ARNOLD, EVE (1913– ), U.S. photographer. The first woman to be a member of the prestigious Magnum Photo Agency, Arnold was born in Philadelphia to Russian immigrants (her father, William Cohen, was a rabbi) and took up photography in 1946 after working at a photo-finishing plant in New York City. Her first picture was of a Bowery bum on the New York waterfront "sleeping off his excesses," she said. In 1948, she married Arnold Arnold, an industrial designer, and gave birth to their son, Frank. Arnold began her professional career while living on Long Island, near New York, in the 1950s. "People would come out to Long Island for me to photograph them on the beach," she recalled in an interview. "I took a series of Marilyn Monroe standing among the bulrushes. She was a beginning starlet and had seen photographs I'd done of Marlene Dietrich." She photographed Monroe in six formal sessions over a ten-year period. "Unschooled, clever, intuitive, very smart, she exuded fun and joy, and then as the years went by she became sad, withdrawn, and unhappy." Her pictures of movie stars and celebrities caught off guard resulted in memorable images: a slouchy Dietrich in a recording studio, Paul *Newman glued to a lecture at the Actors Studio, a 50-plus Joan Crawford in the nude, all shot in black and white. These photographs changed the nature of Hollywood photography from formal to informal and set the tone for the celebrity photos now common.

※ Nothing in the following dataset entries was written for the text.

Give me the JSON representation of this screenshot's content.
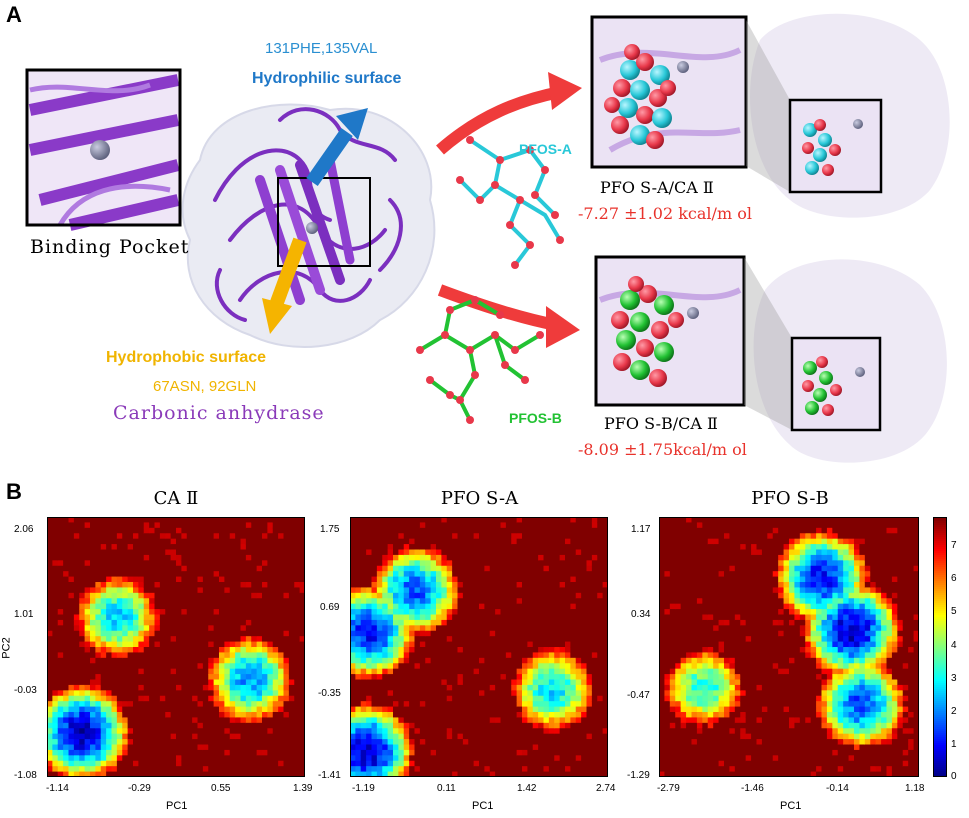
{
  "panel_a": {
    "letter": "A",
    "binding_pocket_label": "Binding Pocket",
    "hydrophilic_residues": "131PHE,135VAL",
    "hydrophilic_label": "Hydrophilic surface",
    "hydrophobic_label": "Hydrophobic surface",
    "hydrophobic_residues": "67ASN, 92GLN",
    "protein_label": "Carbonic anhydrase",
    "ligand_a_label": "PFOS-A",
    "ligand_b_label": "PFOS-B",
    "complex_a_label": "PFO S-A/CA Ⅱ",
    "complex_a_energy": "-7.27 ±1.02 kcal/m ol",
    "complex_b_label": "PFO S-B/CA Ⅱ",
    "complex_b_energy": "-8.09 ±1.75kcal/m ol",
    "colors": {
      "protein": "#7b2fbf",
      "ligand_a": "#29c8d8",
      "ligand_b": "#22c233",
      "oxygen": "#e8384a",
      "arrow_red": "#ef3b3b",
      "arrow_blue": "#1f78c8",
      "arrow_yellow": "#f5b400"
    }
  },
  "panel_b": {
    "letter": "B",
    "colorbar_ticks": [
      "0",
      "1",
      "2",
      "3",
      "4",
      "5",
      "6",
      "7"
    ]
  },
  "chart_data": [
    {
      "type": "heatmap",
      "title": "CA Ⅱ",
      "xlabel": "PC1",
      "ylabel": "PC2",
      "xticks": [
        "-1.14",
        "-0.29",
        "0.55",
        "1.39"
      ],
      "yticks": [
        "2.06",
        "1.01",
        "-0.03",
        "-1.08"
      ],
      "xlim": [
        -1.14,
        1.39
      ],
      "ylim": [
        -1.08,
        2.06
      ],
      "zlim": [
        0,
        7.5
      ],
      "colormap": "jet",
      "basins": [
        {
          "x": -0.8,
          "y": -0.55,
          "min_energy": 0.5
        },
        {
          "x": -0.45,
          "y": 0.85,
          "min_energy": 2.5
        },
        {
          "x": 0.85,
          "y": 0.1,
          "min_energy": 2.0
        }
      ]
    },
    {
      "type": "heatmap",
      "title": "PFO S-A",
      "xlabel": "PC1",
      "ylabel": "",
      "xticks": [
        "-1.19",
        "0.11",
        "1.42",
        "2.74"
      ],
      "yticks": [
        "1.75",
        "0.69",
        "-0.35",
        "-1.41"
      ],
      "xlim": [
        -1.19,
        2.74
      ],
      "ylim": [
        -1.41,
        1.75
      ],
      "zlim": [
        0,
        7.5
      ],
      "colormap": "jet",
      "basins": [
        {
          "x": -0.95,
          "y": -1.1,
          "min_energy": 0.5
        },
        {
          "x": -0.9,
          "y": 0.35,
          "min_energy": 1.0
        },
        {
          "x": -0.2,
          "y": 0.85,
          "min_energy": 1.5
        },
        {
          "x": 1.9,
          "y": -0.35,
          "min_energy": 2.5
        }
      ]
    },
    {
      "type": "heatmap",
      "title": "PFO S-B",
      "xlabel": "PC1",
      "ylabel": "",
      "xticks": [
        "-2.79",
        "-1.46",
        "-0.14",
        "1.18"
      ],
      "yticks": [
        "1.17",
        "0.34",
        "-0.47",
        "-1.29"
      ],
      "xlim": [
        -2.79,
        1.18
      ],
      "ylim": [
        -1.29,
        1.17
      ],
      "zlim": [
        0,
        7.5
      ],
      "colormap": "jet",
      "basins": [
        {
          "x": -0.3,
          "y": 0.6,
          "min_energy": 1.0
        },
        {
          "x": 0.15,
          "y": 0.1,
          "min_energy": 0.5
        },
        {
          "x": 0.3,
          "y": -0.6,
          "min_energy": 1.5
        },
        {
          "x": -2.1,
          "y": -0.45,
          "min_energy": 3.0
        }
      ]
    }
  ]
}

During that period, Arnold also photographed the first five minutes of a baby's life for Life magazine. "I photographed birth around the world, the last place Tibet. I photographed more deliveries than most doctors have delivered babies." She said the personal tragedy of losing a child had led her to this subject. "The only way I could lay that pain to rest was by going to the source."
Arnold became best known for her intimate photographs of Monroe on the set of the 1961 film The Misfits, which was written for her by her husband Arthur *Miller. The photographs, preserved in more than 200 contact sheets, are considered classics both for the photography and the emotion portrayed between Monroe and her husband. Arnold also photographed Malcolm X in Harlem in the early 1950s, seedy life in pre-Castro Cuba, and the dreadful life inside an insane asylum in Haiti. She additionally took candid shots of Senator Joseph R. McCarthy and Roy Cohn in their hearing room in 1954 as well as stark images of Khrushchev's Soviet Union. She was one of the first photojournalists to work in color, and she made lavish images of mainland China in the 1970s.
In 1962, Arnold moved to London to enroll her son at the boarding school where her husband had studied. The marriage fell apart, and Arnold lived in London and continued to photograph in places mostly closed to the rest of the world. She published 12 books and her work is included in most major museum collections. Her many honors include the Lifetime Achievement Award from the American Society of Magazine Photographers in 1980. In 1995, she was made a fellow of the Royal Photographic Society and was elected Master Photographer, the world's most prestigious photographic honor, by New York's International Center of Photography.